MàJ 12/04 : Bravo à Audrey H. qui a reconnu Louis Pasteur en 1870, un passage extrait du tome VII de ses œuvres complètes, ou "Mélanges scientifiques et littéraires'' (p. 30).

lundi 7 avril 2008

Que disent les chercheurs des retombées sociales ou politiques de leurs travaux ?

Au-delà du désir de répondre aux questions que pose l'univers, les chercheurs aiment croire que leurs travaux participent d'un monde meilleur. Pour François par exemple, le but de toute science devrait être est la réduction de la souffrance. Mais devant une publication en particulier, un morceau reconnu et salué par les pairs de leurs recherches, éprouvent-ils ce même sentiment ? Est-ce que leur idéal tient face à la réalité de leur travail ? C'est la question que se sont posée trois chercheurs de Thomson Scientific, entreprise célèbre pour son facteur d'impact et ses bases de données de publications scientifiques.

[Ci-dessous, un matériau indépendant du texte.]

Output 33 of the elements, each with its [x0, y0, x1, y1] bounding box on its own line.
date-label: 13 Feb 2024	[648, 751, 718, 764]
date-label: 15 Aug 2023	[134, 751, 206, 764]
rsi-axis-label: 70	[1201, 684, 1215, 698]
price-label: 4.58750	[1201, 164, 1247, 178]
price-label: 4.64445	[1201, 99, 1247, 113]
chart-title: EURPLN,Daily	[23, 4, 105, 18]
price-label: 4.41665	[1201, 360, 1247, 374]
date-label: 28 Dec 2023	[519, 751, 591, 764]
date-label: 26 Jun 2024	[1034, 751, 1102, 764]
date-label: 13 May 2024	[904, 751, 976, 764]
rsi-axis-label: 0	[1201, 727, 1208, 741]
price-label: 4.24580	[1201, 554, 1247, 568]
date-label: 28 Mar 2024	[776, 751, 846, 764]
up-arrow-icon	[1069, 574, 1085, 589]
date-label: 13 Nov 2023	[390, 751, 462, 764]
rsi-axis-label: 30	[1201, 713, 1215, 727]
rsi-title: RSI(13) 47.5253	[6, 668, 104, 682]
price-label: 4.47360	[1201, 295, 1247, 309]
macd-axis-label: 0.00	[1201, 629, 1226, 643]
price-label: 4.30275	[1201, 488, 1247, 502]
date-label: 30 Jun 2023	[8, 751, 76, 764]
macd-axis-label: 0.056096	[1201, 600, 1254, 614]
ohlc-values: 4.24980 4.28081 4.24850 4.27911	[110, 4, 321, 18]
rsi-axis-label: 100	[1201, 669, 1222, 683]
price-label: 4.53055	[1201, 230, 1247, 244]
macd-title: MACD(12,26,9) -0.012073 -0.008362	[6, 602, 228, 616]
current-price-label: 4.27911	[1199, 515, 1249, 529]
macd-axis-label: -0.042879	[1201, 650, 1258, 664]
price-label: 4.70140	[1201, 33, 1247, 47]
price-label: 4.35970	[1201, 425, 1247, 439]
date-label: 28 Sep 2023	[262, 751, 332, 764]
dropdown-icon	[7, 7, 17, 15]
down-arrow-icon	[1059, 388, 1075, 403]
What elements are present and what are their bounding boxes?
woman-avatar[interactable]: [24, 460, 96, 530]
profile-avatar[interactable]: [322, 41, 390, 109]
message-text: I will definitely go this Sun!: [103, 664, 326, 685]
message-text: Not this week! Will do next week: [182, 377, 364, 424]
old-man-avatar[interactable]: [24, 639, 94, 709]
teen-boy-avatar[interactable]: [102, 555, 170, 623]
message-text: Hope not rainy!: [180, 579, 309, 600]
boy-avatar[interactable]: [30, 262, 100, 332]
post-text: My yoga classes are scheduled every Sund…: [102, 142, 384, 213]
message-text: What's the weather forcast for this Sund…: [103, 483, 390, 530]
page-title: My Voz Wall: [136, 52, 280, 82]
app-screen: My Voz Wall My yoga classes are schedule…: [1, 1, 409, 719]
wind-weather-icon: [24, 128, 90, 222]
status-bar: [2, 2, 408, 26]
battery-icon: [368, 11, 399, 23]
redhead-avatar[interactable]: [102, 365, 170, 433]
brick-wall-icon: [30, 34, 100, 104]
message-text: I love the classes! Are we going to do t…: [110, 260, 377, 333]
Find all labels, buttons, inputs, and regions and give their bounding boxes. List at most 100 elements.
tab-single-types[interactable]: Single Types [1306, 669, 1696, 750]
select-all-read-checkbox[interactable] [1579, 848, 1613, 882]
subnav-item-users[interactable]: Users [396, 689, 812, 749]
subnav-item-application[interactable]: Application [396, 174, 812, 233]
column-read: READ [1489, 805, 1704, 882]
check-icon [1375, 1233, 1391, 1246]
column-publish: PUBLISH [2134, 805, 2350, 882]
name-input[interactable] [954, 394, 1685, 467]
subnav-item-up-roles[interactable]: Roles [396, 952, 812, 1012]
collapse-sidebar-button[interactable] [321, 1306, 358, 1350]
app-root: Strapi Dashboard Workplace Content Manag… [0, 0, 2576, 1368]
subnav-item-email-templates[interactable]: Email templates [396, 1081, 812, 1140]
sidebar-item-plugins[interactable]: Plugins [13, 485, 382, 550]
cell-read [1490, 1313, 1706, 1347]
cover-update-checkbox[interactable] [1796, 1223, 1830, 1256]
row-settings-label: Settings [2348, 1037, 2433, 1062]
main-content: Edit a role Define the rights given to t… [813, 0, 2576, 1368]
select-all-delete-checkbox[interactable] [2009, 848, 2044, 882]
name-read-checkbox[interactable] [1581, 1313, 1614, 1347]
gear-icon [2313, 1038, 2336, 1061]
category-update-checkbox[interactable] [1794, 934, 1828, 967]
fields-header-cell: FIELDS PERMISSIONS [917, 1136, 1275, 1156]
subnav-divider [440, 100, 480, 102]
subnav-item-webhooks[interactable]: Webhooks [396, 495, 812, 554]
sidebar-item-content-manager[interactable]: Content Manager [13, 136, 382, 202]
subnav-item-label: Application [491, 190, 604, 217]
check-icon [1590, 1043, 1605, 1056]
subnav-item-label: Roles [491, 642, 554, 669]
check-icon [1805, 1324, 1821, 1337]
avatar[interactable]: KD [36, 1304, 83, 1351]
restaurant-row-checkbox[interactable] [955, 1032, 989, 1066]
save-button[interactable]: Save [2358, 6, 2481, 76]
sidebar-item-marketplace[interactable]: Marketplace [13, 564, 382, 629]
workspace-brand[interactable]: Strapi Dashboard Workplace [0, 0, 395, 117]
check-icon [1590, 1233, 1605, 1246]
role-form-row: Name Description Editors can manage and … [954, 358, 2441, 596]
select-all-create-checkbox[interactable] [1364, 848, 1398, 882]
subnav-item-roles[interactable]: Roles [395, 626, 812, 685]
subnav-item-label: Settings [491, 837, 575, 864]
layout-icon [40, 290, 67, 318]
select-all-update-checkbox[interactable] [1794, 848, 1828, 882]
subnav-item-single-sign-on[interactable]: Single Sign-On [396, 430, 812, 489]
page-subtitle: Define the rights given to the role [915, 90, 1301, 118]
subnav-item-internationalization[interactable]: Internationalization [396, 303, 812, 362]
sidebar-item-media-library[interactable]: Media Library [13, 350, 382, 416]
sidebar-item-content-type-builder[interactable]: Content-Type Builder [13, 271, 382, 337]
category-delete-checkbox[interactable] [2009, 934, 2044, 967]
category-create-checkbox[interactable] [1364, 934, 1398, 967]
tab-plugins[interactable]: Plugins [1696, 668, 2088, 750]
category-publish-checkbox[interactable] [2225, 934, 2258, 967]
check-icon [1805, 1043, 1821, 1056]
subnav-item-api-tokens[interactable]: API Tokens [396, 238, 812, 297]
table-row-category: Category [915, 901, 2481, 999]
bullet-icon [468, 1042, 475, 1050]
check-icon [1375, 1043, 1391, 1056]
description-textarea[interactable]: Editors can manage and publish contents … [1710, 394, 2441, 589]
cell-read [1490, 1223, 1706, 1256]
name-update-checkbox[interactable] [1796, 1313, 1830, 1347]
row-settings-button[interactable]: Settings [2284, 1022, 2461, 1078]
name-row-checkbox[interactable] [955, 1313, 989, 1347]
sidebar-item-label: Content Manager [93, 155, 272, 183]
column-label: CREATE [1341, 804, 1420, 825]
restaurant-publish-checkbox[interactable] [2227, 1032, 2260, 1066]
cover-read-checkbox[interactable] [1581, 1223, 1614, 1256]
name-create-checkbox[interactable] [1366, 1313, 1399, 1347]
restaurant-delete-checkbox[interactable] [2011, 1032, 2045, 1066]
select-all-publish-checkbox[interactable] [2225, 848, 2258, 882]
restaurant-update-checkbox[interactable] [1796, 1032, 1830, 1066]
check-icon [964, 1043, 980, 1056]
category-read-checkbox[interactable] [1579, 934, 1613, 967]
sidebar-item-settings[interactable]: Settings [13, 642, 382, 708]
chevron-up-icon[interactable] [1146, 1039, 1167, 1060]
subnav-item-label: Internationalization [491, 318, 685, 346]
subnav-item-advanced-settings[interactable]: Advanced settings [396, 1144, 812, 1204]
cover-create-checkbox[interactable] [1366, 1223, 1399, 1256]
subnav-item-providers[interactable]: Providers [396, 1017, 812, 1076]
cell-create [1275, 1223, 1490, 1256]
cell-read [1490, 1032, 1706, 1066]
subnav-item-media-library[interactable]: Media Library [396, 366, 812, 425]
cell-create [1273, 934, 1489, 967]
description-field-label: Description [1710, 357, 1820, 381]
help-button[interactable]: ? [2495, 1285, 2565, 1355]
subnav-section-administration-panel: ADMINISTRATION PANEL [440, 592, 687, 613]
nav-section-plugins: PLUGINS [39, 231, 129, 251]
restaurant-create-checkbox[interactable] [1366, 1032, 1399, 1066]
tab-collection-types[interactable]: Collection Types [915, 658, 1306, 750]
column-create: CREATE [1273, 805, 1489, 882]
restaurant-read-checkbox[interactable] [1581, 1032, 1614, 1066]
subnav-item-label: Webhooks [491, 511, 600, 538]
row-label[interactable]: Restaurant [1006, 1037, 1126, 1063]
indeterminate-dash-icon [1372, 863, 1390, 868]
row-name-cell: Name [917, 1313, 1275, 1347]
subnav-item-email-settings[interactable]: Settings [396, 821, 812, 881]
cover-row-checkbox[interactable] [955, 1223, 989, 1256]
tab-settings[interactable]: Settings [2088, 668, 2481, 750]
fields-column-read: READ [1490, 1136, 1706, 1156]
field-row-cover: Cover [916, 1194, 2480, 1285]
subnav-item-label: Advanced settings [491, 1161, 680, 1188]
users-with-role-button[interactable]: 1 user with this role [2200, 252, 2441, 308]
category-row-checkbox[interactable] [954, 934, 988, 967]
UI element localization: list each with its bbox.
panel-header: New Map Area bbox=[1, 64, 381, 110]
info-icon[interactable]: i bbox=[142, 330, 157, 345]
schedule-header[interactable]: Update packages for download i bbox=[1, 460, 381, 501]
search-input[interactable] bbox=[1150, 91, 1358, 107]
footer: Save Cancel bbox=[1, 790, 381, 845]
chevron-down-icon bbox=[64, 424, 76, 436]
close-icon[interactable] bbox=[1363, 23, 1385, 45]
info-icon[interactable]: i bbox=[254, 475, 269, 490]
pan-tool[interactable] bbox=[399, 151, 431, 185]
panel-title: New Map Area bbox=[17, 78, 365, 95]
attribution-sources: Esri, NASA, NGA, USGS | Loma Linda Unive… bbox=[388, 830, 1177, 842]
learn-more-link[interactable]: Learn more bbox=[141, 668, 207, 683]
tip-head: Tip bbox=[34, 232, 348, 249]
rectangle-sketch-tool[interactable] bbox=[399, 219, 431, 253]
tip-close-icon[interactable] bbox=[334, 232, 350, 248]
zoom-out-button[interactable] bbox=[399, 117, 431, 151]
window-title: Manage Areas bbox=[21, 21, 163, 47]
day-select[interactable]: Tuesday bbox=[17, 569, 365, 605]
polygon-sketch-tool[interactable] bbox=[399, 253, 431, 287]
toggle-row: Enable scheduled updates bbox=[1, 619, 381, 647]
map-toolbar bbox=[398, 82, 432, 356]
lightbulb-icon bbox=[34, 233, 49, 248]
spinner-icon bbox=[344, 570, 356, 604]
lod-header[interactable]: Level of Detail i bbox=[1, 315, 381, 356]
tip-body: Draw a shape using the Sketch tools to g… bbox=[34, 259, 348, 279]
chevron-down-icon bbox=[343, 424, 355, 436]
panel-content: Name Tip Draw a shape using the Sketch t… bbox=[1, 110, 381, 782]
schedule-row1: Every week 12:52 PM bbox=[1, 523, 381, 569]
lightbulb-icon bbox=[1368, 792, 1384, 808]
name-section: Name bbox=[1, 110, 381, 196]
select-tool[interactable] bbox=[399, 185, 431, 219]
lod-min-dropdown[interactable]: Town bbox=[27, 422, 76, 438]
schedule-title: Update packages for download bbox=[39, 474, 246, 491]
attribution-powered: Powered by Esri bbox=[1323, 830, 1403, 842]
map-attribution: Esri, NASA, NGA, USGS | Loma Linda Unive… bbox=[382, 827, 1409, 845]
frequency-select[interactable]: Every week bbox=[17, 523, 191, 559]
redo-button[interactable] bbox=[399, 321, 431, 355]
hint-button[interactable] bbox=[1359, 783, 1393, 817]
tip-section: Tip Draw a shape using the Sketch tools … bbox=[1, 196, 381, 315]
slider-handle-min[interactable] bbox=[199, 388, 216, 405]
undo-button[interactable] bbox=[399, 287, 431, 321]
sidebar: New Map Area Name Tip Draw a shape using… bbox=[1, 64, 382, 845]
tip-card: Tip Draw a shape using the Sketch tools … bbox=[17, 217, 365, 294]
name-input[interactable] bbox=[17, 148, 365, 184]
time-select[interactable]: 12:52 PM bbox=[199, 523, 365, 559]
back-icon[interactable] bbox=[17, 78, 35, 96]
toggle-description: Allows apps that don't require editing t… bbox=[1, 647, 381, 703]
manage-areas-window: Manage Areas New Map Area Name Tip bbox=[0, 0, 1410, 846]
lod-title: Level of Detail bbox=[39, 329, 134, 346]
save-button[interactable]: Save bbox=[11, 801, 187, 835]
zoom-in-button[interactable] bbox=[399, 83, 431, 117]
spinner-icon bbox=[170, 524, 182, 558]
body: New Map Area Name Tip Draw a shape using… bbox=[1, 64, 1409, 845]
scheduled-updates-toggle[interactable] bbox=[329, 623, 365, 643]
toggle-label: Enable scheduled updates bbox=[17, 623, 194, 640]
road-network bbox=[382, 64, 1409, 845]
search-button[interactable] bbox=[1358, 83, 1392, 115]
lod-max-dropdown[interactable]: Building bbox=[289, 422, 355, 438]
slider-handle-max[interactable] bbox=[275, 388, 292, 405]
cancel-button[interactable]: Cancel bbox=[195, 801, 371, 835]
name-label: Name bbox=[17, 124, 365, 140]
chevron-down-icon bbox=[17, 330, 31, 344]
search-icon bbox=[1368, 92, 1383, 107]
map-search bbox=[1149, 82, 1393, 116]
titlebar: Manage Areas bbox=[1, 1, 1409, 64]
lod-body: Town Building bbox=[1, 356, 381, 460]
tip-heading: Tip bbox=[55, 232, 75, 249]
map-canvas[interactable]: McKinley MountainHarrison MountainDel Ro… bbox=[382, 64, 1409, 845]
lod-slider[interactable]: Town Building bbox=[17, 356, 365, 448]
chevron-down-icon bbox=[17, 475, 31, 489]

Pour cela, les articles appartenant au centile de publications les mieux citées dans leur domaine sur les 5 dernières années ont été recensés et leurs auteurs interrogés. Une des cinq questions posées, Quelles sont les implications sociales ou politiques de votre recherche ?, a pour but d'aborder ce point, même si les réponses couvrent parfois plus les retombées espérées que réelles et qu'avec un taux de non-réponse de 61%, la représentativité de l'enquête est sujet à discussion.

En moyenne, les retombées décrites par les chercheurs de leurs résultats couvrent 3,2 domaines, de la défense à la pollution en passant par le développement de médicaments, la nutrition et les retombées/philosophiques, religieuses ou éthiques. Les réponses, agrégées au niveau supérieur de la typologie, sont données dans le tableau ci-dessous. Où l'on s'aperçoit que 23% des réponses mentionnent la santé, bien au-delà du propre champ des recherches en médecine qui ne représente que 18% de l'échantillon. Viennent ensuite ceux qui n'ont pas répondu et ceux pour qui le progrès des connaissances scientifiques est une retombée sociale ou politique en soi.

Les retombées concernant l'environnement sont le moins citées mais c'est la catégorie pour laquelle les réponses ont été les plus longues, les plus fournies, suggérant un besoin supplémentaire d'explication, d'argumentation ou de discussion.

On observe enfin le profil de chaque discipline scientifique : au rang des surprises, les sciences de l'espace qui mettent en avant les retombées philosophiques, éthiques ou religieuses, les sciences sociales qui se revendiquent des politiques de santé et l'écologie qui met en avant la compréhension des sciences par le grand public. Quant aux nanotechnologies, tiens tiens, elles se présentent actuellement plus sous l'angle des progrès technologiques et des bénéfices économiques que sous celui de la santé ou de l'environnement. Ce travail n'est qu'une tentative d'enquête, qu'il reste à approfondir et systématiser. Néanmoins, il pose un premier jalon pour savoir comment les chercheurs situent les conséquences sociales ou politiques de leurs travaux au début du XXIe siècle.